Sulle misure tecniche, organizzative, procedurali che il datore di lavoro deve adottare, ci viene in aiuto l’Art. 272. “Il datore di lavoro:

a) evita, se possibile, l’utilizzazione di agenti biologici nocivi;
b) limita al minimo i lavoratori esposti
c) progetta adeguatamente i processi lavorativi;
d) adotta misure collettive di protezione ovvero misure di protezione individuali
e) adotta misure igieniche
f) usa il segnale di rischio biologico, rappresentato nell’allegato XLV
g) elabora idonee procedure per prelevare, manipolare e trattare i campioni di origine umana ed animale;
h) definisce procedure di emergenza per affrontare incidenti;
i) predispone i mezzi necessari per la raccolta, l’immagazzinamento e lo smaltimento dei rifiuti
l) concorda procedure per la manipolazione ed il trasporto in condizioni di sicurezza di agenti biologici.

L’importanza della formazione
Sull’argomento formazione, possiamo prendere in esame le “Linee guida applicative del Regolamento CE n. 852/2004 del Parlamento europeo e del Consiglio sull’igiene dei prodotti alimentari”. In base a esse, “è opportuno richiamare l’attenzione degli operatori del settore alimentare sulla necessità di fornire idonea formazione al personale che opera all’interno della propria impresa alimentare.

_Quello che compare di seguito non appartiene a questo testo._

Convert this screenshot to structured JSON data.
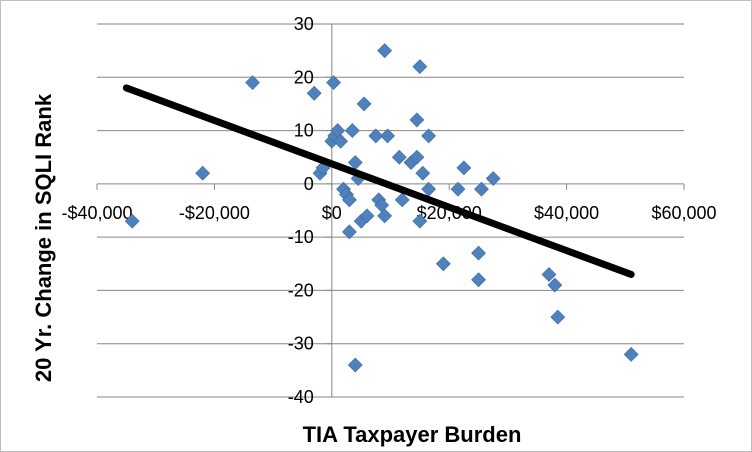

L’operatore deve assicurare che il personale sia adeguatamente informato circa:
– l’igiene alimentare, con particolare riguardo alle misure di prevenzione dei pericoli igienico sanitari connessi alla manipolazione degli alimenti;
– l’applicazione delle misure di autocontrollo e dei principi dell’HACCP correlati allo specifico settore alimentare e alle mansioni svolte dal lavoratore stesso;
Il personale deve, inoltre, essere informato sui:
– rischi identificati;
– punti critici di controllo relativi alle fasi della produzione, stoccaggio, trasporto e/o distribuzione, sulle:
– misure correttive;
– misure di prevenzione;
– documentazione relativa alle procedure.
Le associazioni del settore alimentare possono diramare manuali di buona prassi igienica e per l’applicazione dei principi HACCP e provvedere opportunamente alla formazione dei lavoratori. L’Autorità sanitaria competente, nell’ambito delle procedure di controllo e verifica dell’applicazione della normativa alimentare da parte dell’operatore nell’impresa alimentare, dovrà verificare la documentazione relativa alle iniziative intraprese per l’opportuna formazione del personale. A tale proposito, infatti, considerando il settore delle carni, questo deve necessariamente comprendere un coinvolgimento diretto del personale nelle fasi delle lavorazioni, attraverso una costante educazione sanitaria, la quale ha la duplice finalità di garantire una produzione igienica degli alimenti a tutela dei consumatori, nonché di salvaguardare gli stessi lavoratori dai rischi connessi con talune malattie. La formazione del personale non può e non deve essere un fatto episodico, ma richiede un continuo aggiornamento mediante corsi e seminari specifici per il personale che opera nei diversi impianti e settori”.